Read more: |
Matti Grönroos
The Service Hours is about the period to provide services. But not usually everything, not to everyone, and not necessarily in their full scope.
There is a lot of desire to optimize the service time, on both sides of the table, because it is a significant cost factor. The bottom line is like betting: Make an educated guess and hope that it leads to a good result.
A pretty common mode of operation is to deliver support services during the office hours, for example 9–17 Mon-Fri. Outside the Service Hours the users are on their own unless extended Service Hours are available for extra cost. Typically, extended Service Hours apply to selected applications only, according to their criticality.
The Service Hours usually apply to Incident Management and Service Availability only, while the remaining services are delivered during the office hours. This is often the root cause for the Watermelon Effect: The users see the service status as red while the official SLA indicators are green. The users do not understand that his/her Important Case is on hold waiting for the Service Hours to resume. This is why the active Expectation Management related to Service Hours is vital.
The Availability figures are usually easy to understand. Let us assume that the monthly Availability target is 99.8 per cent during the Service Hours of 8–17 workdays.

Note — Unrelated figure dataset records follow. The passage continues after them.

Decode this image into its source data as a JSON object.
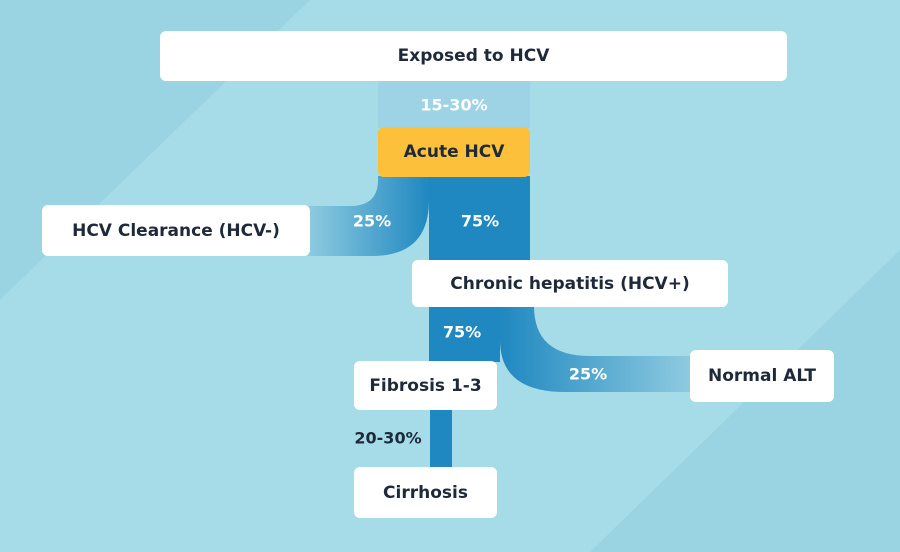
{
  "diagram": {
    "nodes": {
      "exposed": "Exposed to HCV",
      "acute": "Acute HCV",
      "clearance": "HCV Clearance (HCV-)",
      "chronic": "Chronic hepatitis (HCV+)",
      "normal_alt": "Normal ALT",
      "fibrosis": "Fibrosis 1-3",
      "cirrhosis": "Cirrhosis"
    },
    "percentages": {
      "exposed_to_acute": "15-30%",
      "acute_to_clearance": "25%",
      "acute_to_chronic": "75%",
      "chronic_to_fibrosis": "75%",
      "chronic_to_normal_alt": "25%",
      "fibrosis_to_cirrhosis": "20-30%"
    },
    "colors": {
      "background": "#a6dce8",
      "flow_light": "#9dd3e4",
      "flow_blue": "#1f88c0",
      "acute_node": "#fcc03a",
      "node": "#ffffff",
      "text": "#1e2a3a"
    }
  }
}
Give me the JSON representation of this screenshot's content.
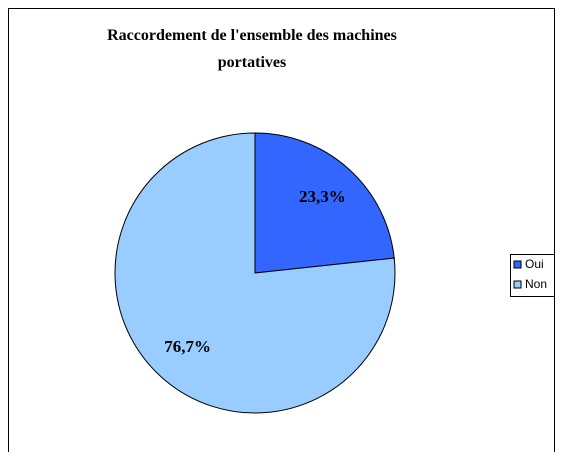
{
  "chart_data": {
    "type": "pie",
    "title": "Raccordement de l'ensemble des machines portatives",
    "categories": [
      "Oui",
      "Non"
    ],
    "values": [
      23.3,
      76.7
    ],
    "value_labels": [
      "23,3%",
      "76,7%"
    ],
    "colors": [
      "#3366ff",
      "#99ccff"
    ],
    "legend": "right"
  }
}
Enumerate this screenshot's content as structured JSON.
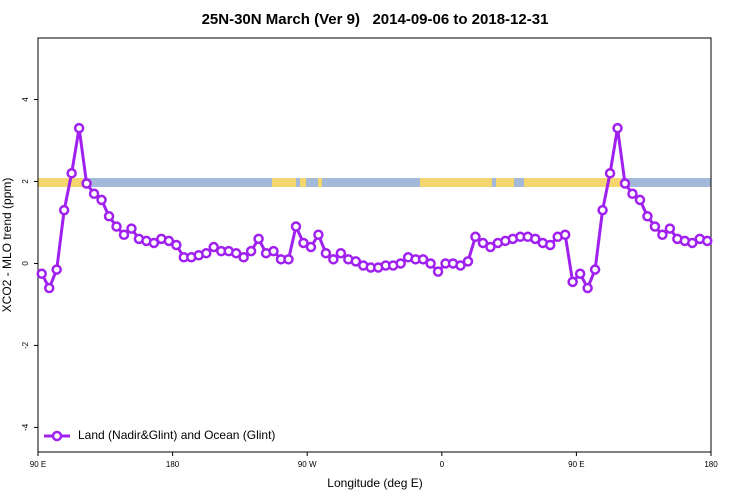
{
  "chart_data": {
    "type": "line",
    "title": "25N-30N March (Ver 9)   2014-09-06 to 2018-12-31",
    "x_label": "Longitude (deg E)",
    "y_label": "XCO2 - MLO trend (ppm)",
    "x": [
      92.5,
      97.5,
      102.5,
      107.5,
      112.5,
      117.5,
      122.5,
      127.5,
      132.5,
      137.5,
      142.5,
      147.5,
      152.5,
      157.5,
      162.5,
      167.5,
      172.5,
      177.5,
      182.5,
      187.5,
      192.5,
      197.5,
      202.5,
      207.5,
      212.5,
      217.5,
      222.5,
      227.5,
      232.5,
      237.5,
      242.5,
      247.5,
      252.5,
      257.5,
      262.5,
      267.5,
      272.5,
      277.5,
      282.5,
      287.5,
      292.5,
      297.5,
      302.5,
      307.5,
      312.5,
      317.5,
      322.5,
      327.5,
      332.5,
      337.5,
      342.5,
      347.5,
      352.5,
      357.5,
      362.5,
      367.5,
      372.5,
      377.5,
      382.5,
      387.5,
      392.5,
      397.5,
      402.5,
      407.5,
      412.5,
      417.5,
      422.5,
      427.5,
      432.5,
      437.5,
      442.5,
      447.5,
      452.5,
      457.5,
      462.5,
      467.5,
      472.5,
      477.5,
      482.5,
      487.5,
      492.5,
      497.5,
      502.5,
      507.5,
      512.5,
      517.5,
      522.5,
      527.5,
      532.5,
      537.5
    ],
    "series": [
      {
        "name": "Land (Nadir&Glint) and Ocean (Glint)",
        "color": "#a020f0",
        "values": [
          -0.25,
          -0.6,
          -0.15,
          1.3,
          2.2,
          3.3,
          1.95,
          1.7,
          1.55,
          1.15,
          0.9,
          0.7,
          0.85,
          0.6,
          0.55,
          0.5,
          0.6,
          0.55,
          0.45,
          0.15,
          0.15,
          0.2,
          0.25,
          0.4,
          0.3,
          0.3,
          0.25,
          0.15,
          0.3,
          0.6,
          0.25,
          0.3,
          0.1,
          0.1,
          0.9,
          0.5,
          0.4,
          0.7,
          0.25,
          0.1,
          0.25,
          0.1,
          0.05,
          -0.05,
          -0.1,
          -0.1,
          -0.05,
          -0.05,
          0.0,
          0.15,
          0.1,
          0.1,
          0.0,
          -0.2,
          0.0,
          0.0,
          -0.05,
          0.05,
          0.65,
          0.5,
          0.4,
          0.5,
          0.55,
          0.6,
          0.65,
          0.65,
          0.6,
          0.5,
          0.45,
          0.65,
          0.7,
          -0.45,
          -0.25,
          -0.6,
          -0.15,
          1.3,
          2.2,
          3.3,
          1.95,
          1.7,
          1.55,
          1.15,
          0.9,
          0.7,
          0.85,
          0.6,
          0.55,
          0.5,
          0.6,
          0.55
        ]
      }
    ],
    "xlim": [
      90,
      540
    ],
    "xticks": [
      {
        "value": 90,
        "label": "90 E"
      },
      180,
      {
        "value": 270,
        "label": "90 W"
      },
      {
        "value": 360,
        "label": "0"
      },
      {
        "value": 450,
        "label": "90 E"
      },
      {
        "value": 540,
        "label": "180"
      }
    ],
    "ylim": [
      -4.6,
      5.5
    ],
    "yticks": [
      -4,
      -2,
      0,
      2,
      4
    ],
    "legend": "bottomleft"
  }
}
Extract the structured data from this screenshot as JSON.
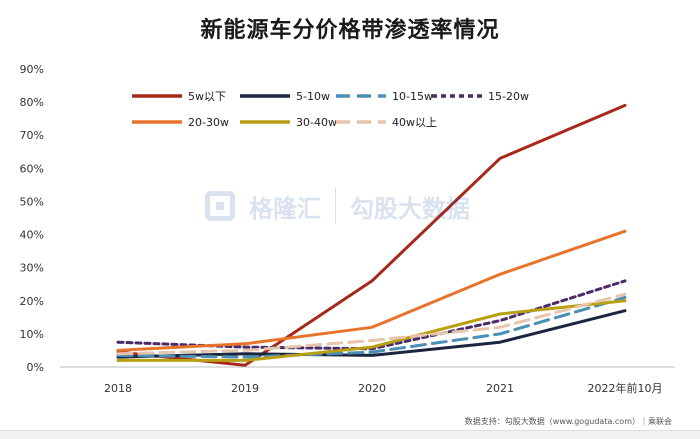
{
  "chart_data": {
    "type": "line",
    "title": "新能源车分价格带渗透率情况",
    "x": [
      "2018",
      "2019",
      "2020",
      "2021",
      "2022年前10月"
    ],
    "y_ticks": [
      "0%",
      "10%",
      "20%",
      "30%",
      "40%",
      "50%",
      "60%",
      "70%",
      "80%",
      "90%"
    ],
    "ylim": [
      0,
      90
    ],
    "grid": false,
    "legend_position": "top",
    "series": [
      {
        "name": "5w以下",
        "color": "#a8281c",
        "dash": "solid",
        "values": [
          4.5,
          0.5,
          26,
          63,
          79
        ]
      },
      {
        "name": "5-10w",
        "color": "#1c2540",
        "dash": "solid",
        "values": [
          3,
          4,
          3.5,
          7.5,
          17
        ]
      },
      {
        "name": "10-15w",
        "color": "#4a8fb5",
        "dash": "long",
        "values": [
          3.5,
          3,
          4.5,
          10,
          21
        ]
      },
      {
        "name": "15-20w",
        "color": "#4b2c68",
        "dash": "dot",
        "values": [
          7.5,
          6,
          5.5,
          14,
          26
        ]
      },
      {
        "name": "20-30w",
        "color": "#e8732a",
        "dash": "solid",
        "values": [
          5,
          7,
          12,
          28,
          41
        ]
      },
      {
        "name": "30-40w",
        "color": "#b8a012",
        "dash": "solid",
        "values": [
          2,
          2,
          6,
          16,
          20
        ]
      },
      {
        "name": "40w以上",
        "color": "#e6c5ac",
        "dash": "long",
        "values": [
          4,
          5,
          8,
          12,
          22
        ]
      }
    ]
  },
  "watermark": {
    "brand": "格隆汇",
    "brand2": "勾股大数据"
  },
  "source": "数据支持：勾股大数据（www.gogudata.com）｜乘联会"
}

An average month has 21.5 workdays. Thus, there are 193.5 hours in average during the Service Hours. The target allows total of 23 minutes service outage per month during the Service Hours. Any outage happened during the weekends and during 17–8 is excluded from the SLA score calculation.
The Incident Management is a more complex case, because a common practice is exclude the time spent for waiting for response or action from the customer or the third-party vendor.
Let us think about the following scenario: The user submits an incident report at 11:00, and criticality class implies Time to Resolve target of eight hours during the Service Hours. At 14:00, the user is asked for more information, and the user responds at 16:00. The ticket is put on hold at 17:00 and resumed at 08:00 next day. A third party is asked for an action at 09:00, and that action is complete at 12:00. The ticket is closed at 13:00.
The final Time to Resolve was six hours, thus well meeting the SLA target. However, the user being not aware of the concept of Service Hours may see the result lousy, because the process took 26 hours elapsed time.
For the sake of clarity: It is possible to agree that the critical incidents are management outside Service Hours. This may involve special pricing and an approval procedure.
The extended Service Hours for Availability are often subject to gambling. The stand-by and on-call arrangements are usually expensive, and for complex services having one person on stand-by or on-call is often not enough. Pretty often, the extended hours are backed up by a lightweight arrangement only: Start calling the experts and tempt them to start working, usually for extra pay. There is a clear business case behind this approach: The sanctions for not meeting the SLA are probably less expensive than the extra cost of stand-by or on-call. From the customer's perspective, this is pretty cynical unless mutually agreed.
It easy to shoot yourself in the foot by making the Service Hours for Incident Management and Availability the same. If the systems fail during the night, the recovery time accumulates the non-availability time, and missing the SLA is possible. It may be advisable to begin the service state checking work and the recovery tasks before the Service Hours begin to have services up and running in time.